• Community Discovery
• Conductance
• Egonet
• Friendship
• GELSE
• LECD
• Seed Expansion
• Social Networks Analysis
• TECD

Network analysis has become a widely studied topic in both academic and non-academic circles. The expressive power of graphs allows for the effective representation of diverse contexts, making network analysis applicable in areas ranging from medicine to social science. One crucial activity within this field is community discovery, which involves identifying clusters that share similar characteristics. Over the years, various algorithms have been developed, initially targeting entire networks and later focusing more on local analyses due to computational challenges and data limitations.

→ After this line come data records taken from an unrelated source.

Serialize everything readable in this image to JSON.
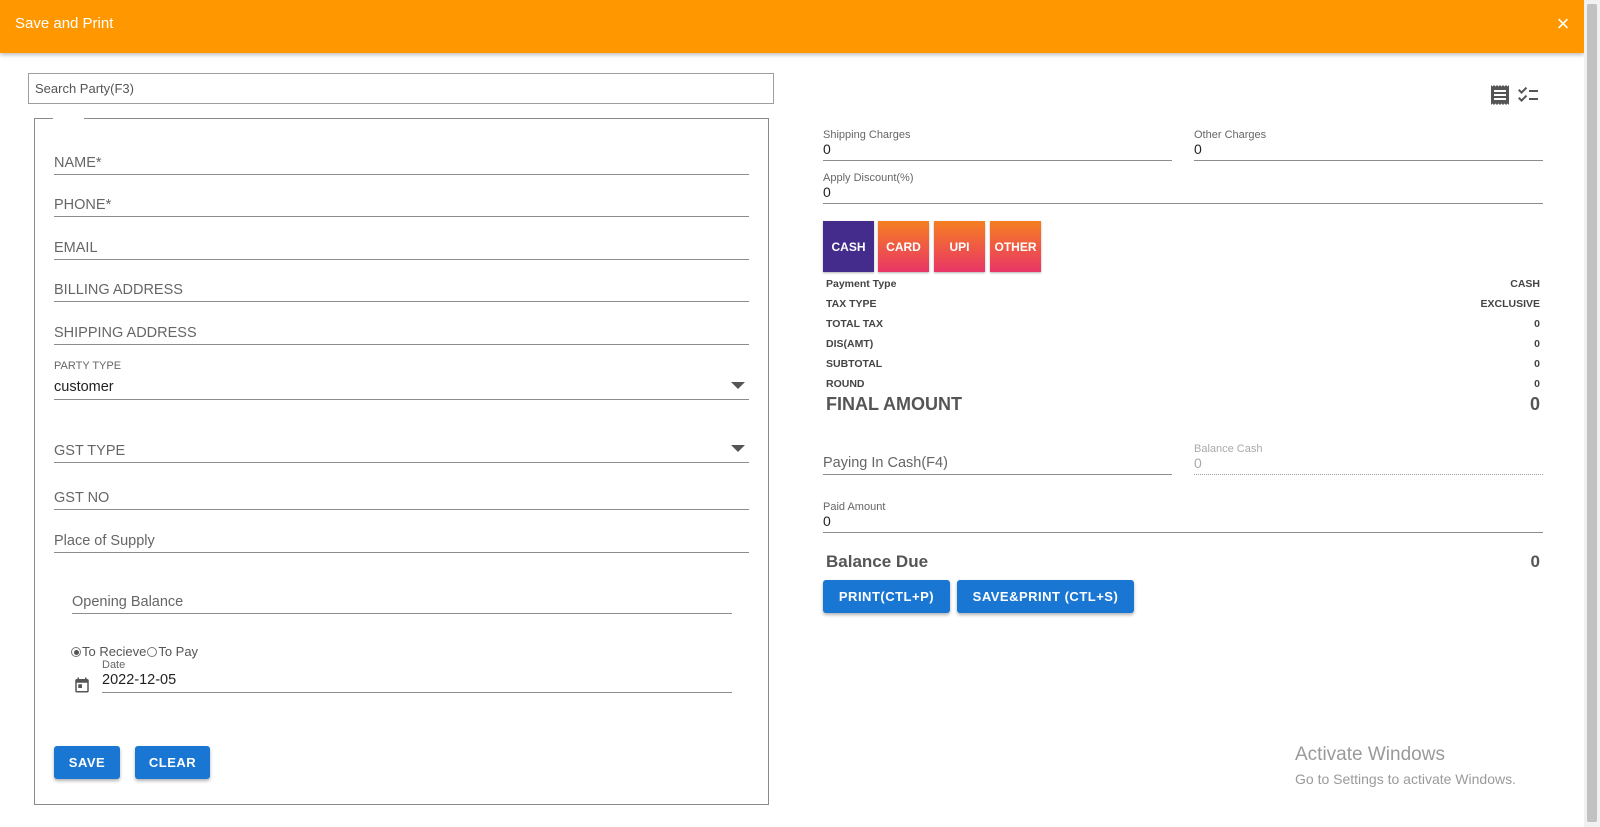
{
  "header": {
    "title": "Save and Print",
    "close_icon": "×"
  },
  "search": {
    "placeholder": "Search Party(F3)"
  },
  "party_form": {
    "name_placeholder": "NAME*",
    "phone_placeholder": "PHONE*",
    "email_placeholder": "EMAIL",
    "billing_address_placeholder": "BILLING ADDRESS",
    "shipping_address_placeholder": "SHIPPING ADDRESS",
    "party_type": {
      "label": "PARTY TYPE",
      "value": "customer"
    },
    "gst_type_placeholder": "GST TYPE",
    "gst_no_placeholder": "GST NO",
    "place_of_supply_placeholder": "Place of Supply",
    "opening_balance_placeholder": "Opening Balance",
    "radio": {
      "to_receive": "To Recieve",
      "to_pay": "To Pay",
      "selected": "to_receive"
    },
    "date": {
      "label": "Date",
      "value": "2022-12-05"
    },
    "save_label": "SAVE",
    "clear_label": "CLEAR"
  },
  "charges": {
    "shipping": {
      "label": "Shipping Charges",
      "value": "0"
    },
    "other": {
      "label": "Other Charges",
      "value": "0"
    },
    "discount": {
      "label": "Apply Discount(%)",
      "value": "0"
    }
  },
  "payment_methods": [
    {
      "label": "CASH",
      "active": true
    },
    {
      "label": "CARD",
      "active": false
    },
    {
      "label": "UPI",
      "active": false
    },
    {
      "label": "OTHER",
      "active": false
    }
  ],
  "summary": [
    {
      "label": "Payment Type",
      "value": "CASH"
    },
    {
      "label": "TAX TYPE",
      "value": "EXCLUSIVE"
    },
    {
      "label": "TOTAL TAX",
      "value": "0"
    },
    {
      "label": "DIS(AMT)",
      "value": "0"
    },
    {
      "label": "SUBTOTAL",
      "value": "0"
    },
    {
      "label": "ROUND",
      "value": "0"
    }
  ],
  "final_amount": {
    "label": "FINAL AMOUNT",
    "value": "0"
  },
  "paying": {
    "paying_in_cash_placeholder": "Paying In Cash(F4)",
    "balance_cash": {
      "label": "Balance Cash",
      "value": "0"
    },
    "paid_amount": {
      "label": "Paid Amount",
      "value": "0"
    }
  },
  "balance_due": {
    "label": "Balance Due",
    "value": "0"
  },
  "actions": {
    "print_label": "PRINT(CTL+P)",
    "save_print_label": "SAVE&PRINT (CTL+S)"
  },
  "icons": {
    "receipt": "receipt-icon",
    "checklist": "checklist-icon",
    "calendar": "calendar-icon"
  },
  "colors": {
    "header": "#ff9800",
    "primary_button": "#1976d2",
    "cash_active": "#432c8c",
    "pay_gradient_top": "#f57f20",
    "pay_gradient_bottom": "#e93567"
  },
  "watermark": {
    "line1": "Activate Windows",
    "line2": "Go to Settings to activate Windows."
  }
}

This thesis presents three community discovery methods: one local LECD, one global GELSE, and one temporal TECD. The primary focus is on LECD, which utilizes egonets, conductance, and the concept of community cohesion, friendship and lite friendship. LECD operates in two phases: the first phase identifies core area, and the second phase expands these core nodes while minimizing conductance. GELSE revisits LECD and attempts to extend the local method to a global approach without losing the focus on local tactics. TECD extends LECD to temporal networks using an instant optimal approach.
The discussion details the metrics and measures used by the algorithms, followed by pseudocode and complexity analysis. Experiments on both local and global networks evaluate the algorithms' efficiency, stability, and performance in both real and synthetic contexts. Results indicate that LECD is a stable and effective alternative to existing methods, while GELSE represents an interesting experiment, albeit with some performance limitations. TECD, on the other hand, has proven to be simple and effective for monitoring the seed's community over time.